# 引用

In [74]:
import pandas as pd
import os
import shutil
from typing import List
import pandas as pd
from openpyxl import load_workbook

In [75]:
# 加载CSV文件
file_path = "esg-daip-core-web.csv"
df = pd.read_csv(file_path, encoding='utf-8')

In [76]:
folder_name = os.path.splitext(file_path)[0]
if not os.path.exists(folder_name):
    os.makedirs(folder_name, exist_ok=True)

filename = os.path.join(folder_name, os.path.basename("out.xlsx"))

def add_df_to_excel(df, sheet_name, filename=filename):
    # 加载现有的 excel 文件
    book = load_workbook(filename)

    # 创建 ExcelWriter 对象，使用这个 book
    writer = pd.ExcelWriter(filename, engine='openpyxl') 

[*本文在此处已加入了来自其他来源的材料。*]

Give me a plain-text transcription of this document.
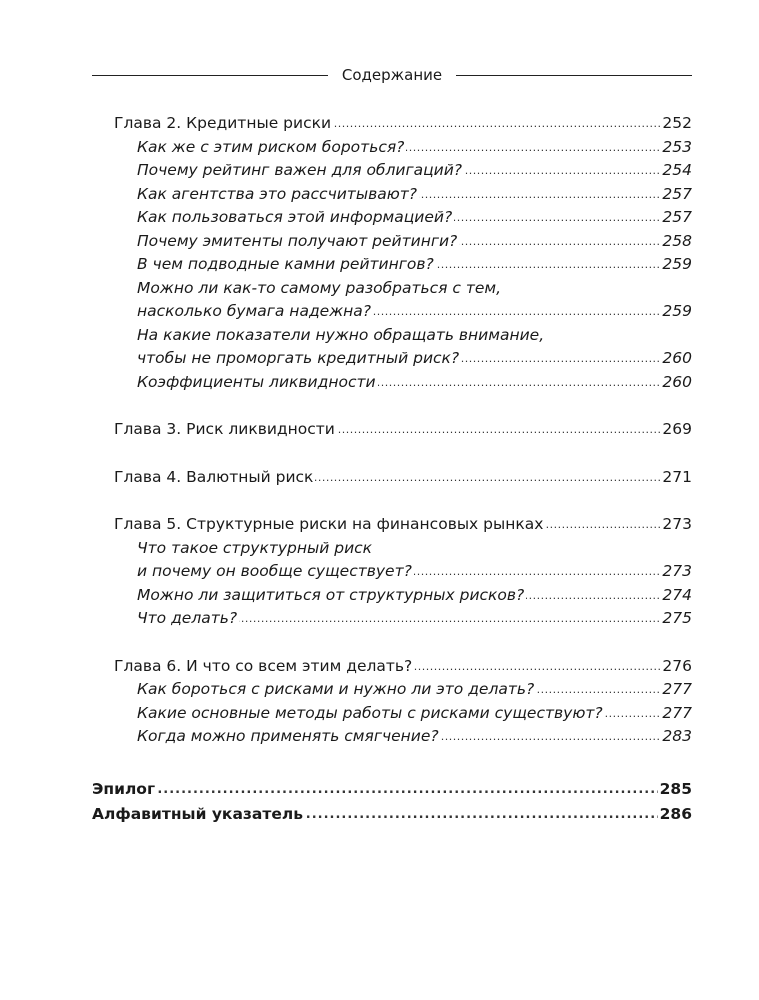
Содержание
..... Глава 2. Кредитные риски	252
..... Как же с этим риском бороться?	253
..... Почему рейтинг важен для облигаций?	254
..... Как агентства это рассчитывают?	257
..... Как пользоваться этой информацией?	257
..... Почему эмитенты получают рейтинги?	258
..... В чем подводные камни рейтингов?	259
Можно ли как-то самому разобраться с тем,
..... насколько бумага надежна?	259
На какие показатели нужно обращать внимание,
..... чтобы не проморгать кредитный риск?	260
..... Коэффициенты ликвидности	260
..... Глава 3. Риск ликвидности	269
..... Глава 4. Валютный риск	271
..... Глава 5. Структурные риски на финансовых рынках	273
Что такое структурный риск
..... и почему он вообще существует?	273
..... Можно ли защититься от структурных рисков?	274
..... Что делать?	275
..... Глава 6. И что со всем этим делать?	276
..... Как бороться с рисками и нужно ли это делать?	277
..... Какие основные методы работы с рисками существуют?	277
..... Когда можно применять смягчение?	283
..... Эпилог	285
..... Алфавитный указатель	286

    # 将这个 book 作为 writer 对象的书
    writer.book = book

    # 写入新的 dataframe 到新的工作表
    df.to_excel(writer, sheet_name, index=False)

    # 保存更改
    writer.save()
    writer.close()

In [77]:
# 基于'file'和'author'列来分组数据，并计算每个作者在每个文件的提交次数
author_file_commit_counts = df.groupby(['file', 'author']).size().reset_index(name='commit_count_per_author')

# 计算每个文件的总提交次数
total_commit_counts = df.groupby('file').size().reset_index(name='total_commit_count')

# 计算每个文件的总提交人数
total_author_counts = df.groupby('file')['author'].nunique().reset_index(name='total_author_count')

# 根据作者分组，计算每个作者的提交次数
author_commit_counts = df.groupby('author').size().reset_index(name='author_commit_count')

# 将这四个数据框合并
merged_df = pd.merge(author_file_commit_counts, total_commit_counts, on='file')
merged_df = pd.merge(merged_df, total_author_counts, on='file')
merged_df = pd.merge(merged_df, author_commit_counts, on='author')

# 计算每个作者的提交次数占总次数的百分比
merged_df['author_commit_percentage'] = (merged_df['commit_count_per_author'] / merged_df['total_commit_count']) * 100

# 计算每个作者占总提交人数的百分比
merged_df['author_total_percentage'] = (merged_df['author_commit_count'] / merged_df['total_author_count']) * 100

# 计算每个作者在每个文件的贡献度
add_df_to_excel(merged_df, 'author_out')


  writer.book = book
  writer.save()


In [78]:
# 找出每个文件贡献度最高的作者
idx = merged_df.groupby(['file'])['author_commit_percentage'].idxmax()
top_contributors_per_file = merged_df.loc[idx]

# 找出每个文件贡献度最高的作者
add_df_to_excel(top_contributors_per_file, 'top_contributors_per_file')

  writer.book = book
  writer.save()


In [79]:
# 计算每个文件中每个作者的提交次数的比例
merged_df['author_commit_ratio'] = merged_df['commit_count_per_author'] / merged_df['total_commit_count']

# 计算每个文件的熵
file_entropy = merged_df.groupby('file').apply(lambda x: -np.sum(x['author_commit_ratio'] * np.log2(x['author_commit_ratio']))).reset_index(name='entropy')

# 计算每个文件的熵
add_df_to_excel(file_entropy, 'file_entropy')

  writer.book = book
  writer.save()


In [80]:
df['commit_time'] = pd.to_datetime(df['commit_time'])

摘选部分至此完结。